With over 10 years of research on neuroscience and neuroplasticity, Dr. Carol Dweck identified two types of mindset: Growth and Fixed. With brain wave research and studies on various groups of students and employees, the research repeatedly shows that those with a growth mindset are motivated to find solutions and reflect traits we seek in high performing employees: achievement orientation, problem solving, creativity, effort, and persistence. Whereas those with a fixed mindset believe they have a certain level of intelligence (like a fixed trait); and often avoid difficult workplace challenges.
Dr. Dweck notes that our beliefs about our mind and neuroplasticity are paramount. Those with a fixed mindset turn away from learning and trying new things. Those with a growth mindset seek answers and solve problems; and they outperform those with a fixed believe. These growth mindset people believe that abilities and intelligence can be developed and enhanced through effort, persistence, and learning activities.

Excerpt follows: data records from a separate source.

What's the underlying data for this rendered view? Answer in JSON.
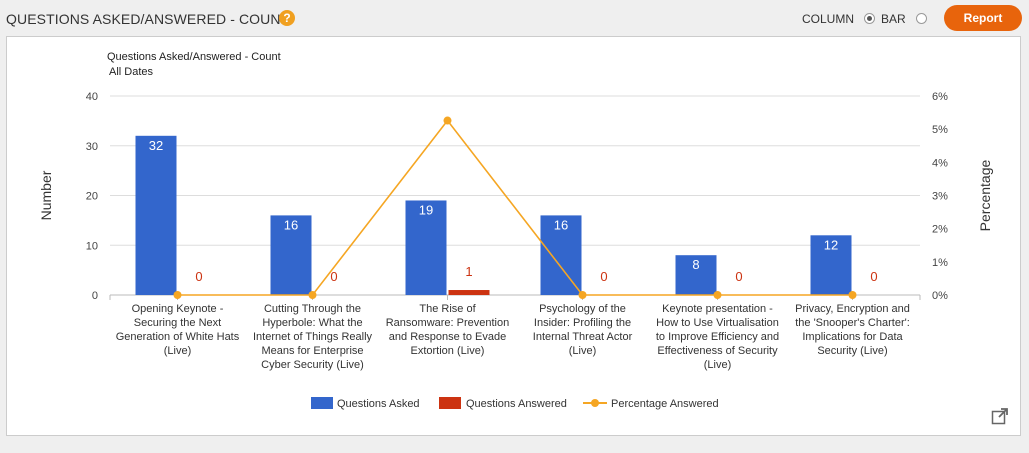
{
  "header": {
    "title": "QUESTIONS ASKED/ANSWERED - COUNT",
    "help_icon": "?",
    "toggle_column_label": "COLUMN",
    "toggle_bar_label": "BAR",
    "selected_toggle": "COLUMN",
    "report_button": "Report"
  },
  "colors": {
    "asked": "#3366cc",
    "answered": "#cc3311",
    "percentage": "#f5a623",
    "report_button": "#e8640c"
  },
  "chart_data": {
    "type": "bar",
    "title": "Questions Asked/Answered - Count",
    "subtitle": "All Dates",
    "ylabel": "Number",
    "y2label": "Percentage",
    "ylim": [
      0,
      40
    ],
    "y_ticks": [
      "0",
      "10",
      "20",
      "30",
      "40"
    ],
    "y2lim": [
      0,
      6
    ],
    "y2_ticks": [
      "0%",
      "1%",
      "2%",
      "3%",
      "4%",
      "5%",
      "6%"
    ],
    "grid": true,
    "legend_position": "bottom",
    "categories": [
      [
        "Opening Keynote -",
        "Securing the Next",
        "Generation of White Hats",
        "(Live)"
      ],
      [
        "Cutting Through the",
        "Hyperbole: What the",
        "Internet of Things Really",
        "Means for Enterprise",
        "Cyber Security (Live)"
      ],
      [
        "The Rise of",
        "Ransomware: Prevention",
        "and Response to Evade",
        "Extortion (Live)"
      ],
      [
        "Psychology of the",
        "Insider: Profiling the",
        "Internal Threat Actor",
        "(Live)"
      ],
      [
        "Keynote presentation -",
        "How to Use Virtualisation",
        "to Improve Efficiency and",
        "Effectiveness of Security",
        "(Live)"
      ],
      [
        "Privacy, Encryption and",
        "the 'Snooper's Charter':",
        "Implications for Data",
        "Security (Live)"
      ]
    ],
    "series": [
      {
        "name": "Questions Asked",
        "type": "bar",
        "values": [
          32,
          16,
          19,
          16,
          8,
          12
        ]
      },
      {
        "name": "Questions Answered",
        "type": "bar",
        "values": [
          0,
          0,
          1,
          0,
          0,
          0
        ]
      },
      {
        "name": "Percentage Answered",
        "type": "line",
        "axis": "right",
        "values": [
          0,
          0,
          5.26,
          0,
          0,
          0
        ]
      }
    ]
  }
}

In a wonderful analogy, Dr. Dweck reminds us that babies are always in a growth mindset, she states, you never see an unmotivated baby. Yet, somewhere between this, and our development into adulthood, employees tend to have either a continuation of the baby view, eager to learn and gusto in finding solutions. Do you have the strategies to develop your leaders to motivate their employees? Coaching and leadership is critical. There are strategies that support nurturing a growth mindset. Some include positive reinforcement and recognizing effort, strategy and progress; teaching about neuron formation and improving brain processing. Are you hiring and promoting those who work their brains like they do their muscles? In today’s VUCA workplace (high speed business environment that reflects a volatile, uncertain, complex and ambiguous), hiring and developing for a growth mindset may provide the talent to outperform your competition.